The London hub also is bringing forth a “fantastic pipeline” of new talent, Kiss says, who adds that he is looking forward to exciting new projects, collaborations and emerging ideas.

“London and Europe have a thriving research community that Northeastern is keen to further engage,” says Scott Wildman, dean of Northeastern University in London.

Northeastern’s presence in the United Kingdom will enable it to participate in “multidisciplinary research collaborations to tackle the world’s most pressing problems,” Wildman says.

Topics to explore

The faculty assembled in London are individuals who know how to “handle billions of data points and find the patterns within these systems,” says Kate Coronges, executive director of the Network Science Institute.

“There’s an emergent aspect of putting a group of people together and seeing where their collaborative efforts coalesce,” she says.

The London hub of network scientists plans to explore research in areas such as finance and technology, including cryptocurrency, as well as mental health, foundational network science and multiplex network science, Northeastern officials say.

“On the applied side, there are several streams of research,” says Kiss, whose work includes the expansion of epidemic models.

They include “the use of temporal network theory to mine financial transaction data or the movement of ships in time across a well-defined network of ports” as well as “the study of segregation involving both urban mixing and interaction across social media,” he says.

Northeastern officials say the London team will establish new research programs that explore novel methods to understand human dynamics, the spread of information or ideas within groups and collective action in socio-economic ecosystems.

“The hub will also allow the Network Science Institute to partner up with public and private companies which will no doubt lead to new data-led research questions with a broadening the scope and impact of the institute,” Kiss says.

Wildman, who is also a professor of higher education and human physiology, says he will work with the Network Science Institute and the U.K.’s National Health Service to better understand the development of long-term health problems, including kidney failure, within community networks.

“Network science is a very applied science,” Coronges says.

“We look at a lot of societal issues from policies to mitigate disease spread and how political ideology gets very polarized. You really need this international perspective to look at this with scientific rigor,” she says.

Master’s program 

Northeastern officials say plans are also in the works to develop a master’s degree program in network science at the institute’s Boston and London campuses as well as on the Portland, Maine, campus.
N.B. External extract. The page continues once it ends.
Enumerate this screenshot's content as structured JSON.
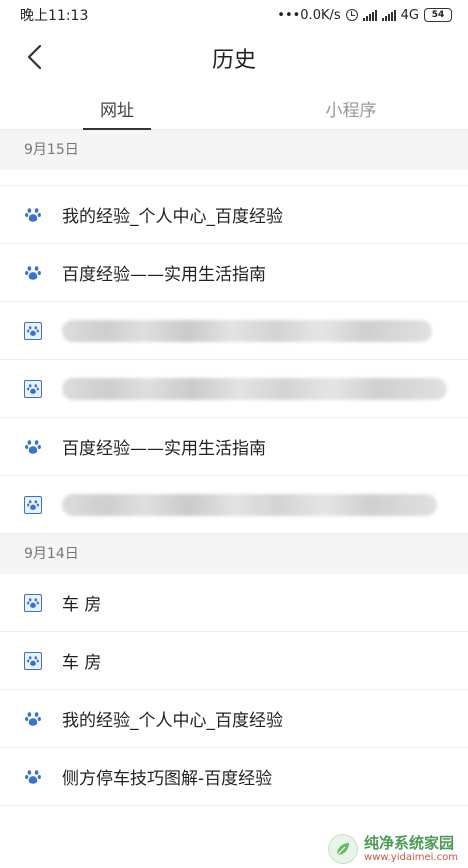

“All the new faculty we hired in London” are qualified to start teaching in the fall of 2024, Coronges says.

Northeastern’s Boston and London campuses currently are the only places in the world where people can get a Ph.D. in network science, which draws on researchers who have deep backgrounds in fields ranging from physics and social sciences to communications and design, who come together to work on models of systems.

Giovanni Petri, a new faculty member in London, says he considered Northeastern’s Network Science Institute in Boston to be the “best place for this kind of science in the world.”
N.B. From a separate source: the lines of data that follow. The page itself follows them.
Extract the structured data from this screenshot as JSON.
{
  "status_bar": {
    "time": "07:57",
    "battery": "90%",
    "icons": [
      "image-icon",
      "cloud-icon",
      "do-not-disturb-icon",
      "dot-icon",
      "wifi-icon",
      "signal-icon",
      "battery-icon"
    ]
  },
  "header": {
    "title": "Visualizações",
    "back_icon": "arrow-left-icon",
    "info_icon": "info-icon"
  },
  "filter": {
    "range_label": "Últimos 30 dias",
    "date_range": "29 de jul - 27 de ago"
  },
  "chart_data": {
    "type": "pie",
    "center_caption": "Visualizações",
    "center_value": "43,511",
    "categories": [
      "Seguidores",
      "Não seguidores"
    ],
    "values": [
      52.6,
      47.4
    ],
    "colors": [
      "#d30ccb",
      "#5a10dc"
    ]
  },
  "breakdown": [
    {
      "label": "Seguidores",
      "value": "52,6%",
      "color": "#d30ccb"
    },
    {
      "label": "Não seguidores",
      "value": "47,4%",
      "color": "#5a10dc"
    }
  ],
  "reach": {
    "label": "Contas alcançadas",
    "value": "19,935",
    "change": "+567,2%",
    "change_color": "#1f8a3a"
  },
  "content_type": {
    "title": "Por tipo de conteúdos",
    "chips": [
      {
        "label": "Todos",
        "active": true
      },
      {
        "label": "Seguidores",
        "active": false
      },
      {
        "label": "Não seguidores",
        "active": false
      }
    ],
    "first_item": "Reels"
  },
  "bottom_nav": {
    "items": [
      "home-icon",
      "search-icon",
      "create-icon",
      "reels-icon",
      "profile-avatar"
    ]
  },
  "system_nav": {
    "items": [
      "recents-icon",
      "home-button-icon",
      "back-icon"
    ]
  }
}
“I’ve been wanting to go there for a long time. When the opportunity presented itself, I saw London as a good compromise between my professional aspirations and family life,” says Petri, who is from Italy.

His research includes unveiling patterns of international communities in a global city using mobile phone data, as well as the patterns of healthy and pathological brain activations using neuroimaging data.
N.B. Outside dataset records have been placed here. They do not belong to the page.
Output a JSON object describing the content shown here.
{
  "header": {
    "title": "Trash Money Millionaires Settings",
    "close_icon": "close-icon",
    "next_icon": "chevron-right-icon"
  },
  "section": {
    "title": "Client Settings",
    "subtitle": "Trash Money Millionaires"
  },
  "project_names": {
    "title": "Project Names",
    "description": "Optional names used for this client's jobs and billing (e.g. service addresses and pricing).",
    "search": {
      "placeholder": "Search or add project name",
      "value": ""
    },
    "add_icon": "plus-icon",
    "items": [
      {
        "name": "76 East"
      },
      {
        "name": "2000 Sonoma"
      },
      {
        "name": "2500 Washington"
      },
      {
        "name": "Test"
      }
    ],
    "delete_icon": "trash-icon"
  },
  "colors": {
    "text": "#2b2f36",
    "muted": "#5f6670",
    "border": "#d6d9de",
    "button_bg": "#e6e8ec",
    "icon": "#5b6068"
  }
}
Faculty hires in London include associate professor Riccardo Di Clemente, assistant professor Iacopo Iacopini, and postdoctoral researchers Naomi Arnold and Zsofia Zador.

Hiring will continue in London, Vespignani says, adding that the current faculty “will work on attracting other talent and resources.” There are plans to enroll 10 Ph.D. research students this year, Wildman says.

“You want access to local expertise and resources that are not the same that we can access here in the United States,” he says. “It’s really bringing us into this global research endeavor.”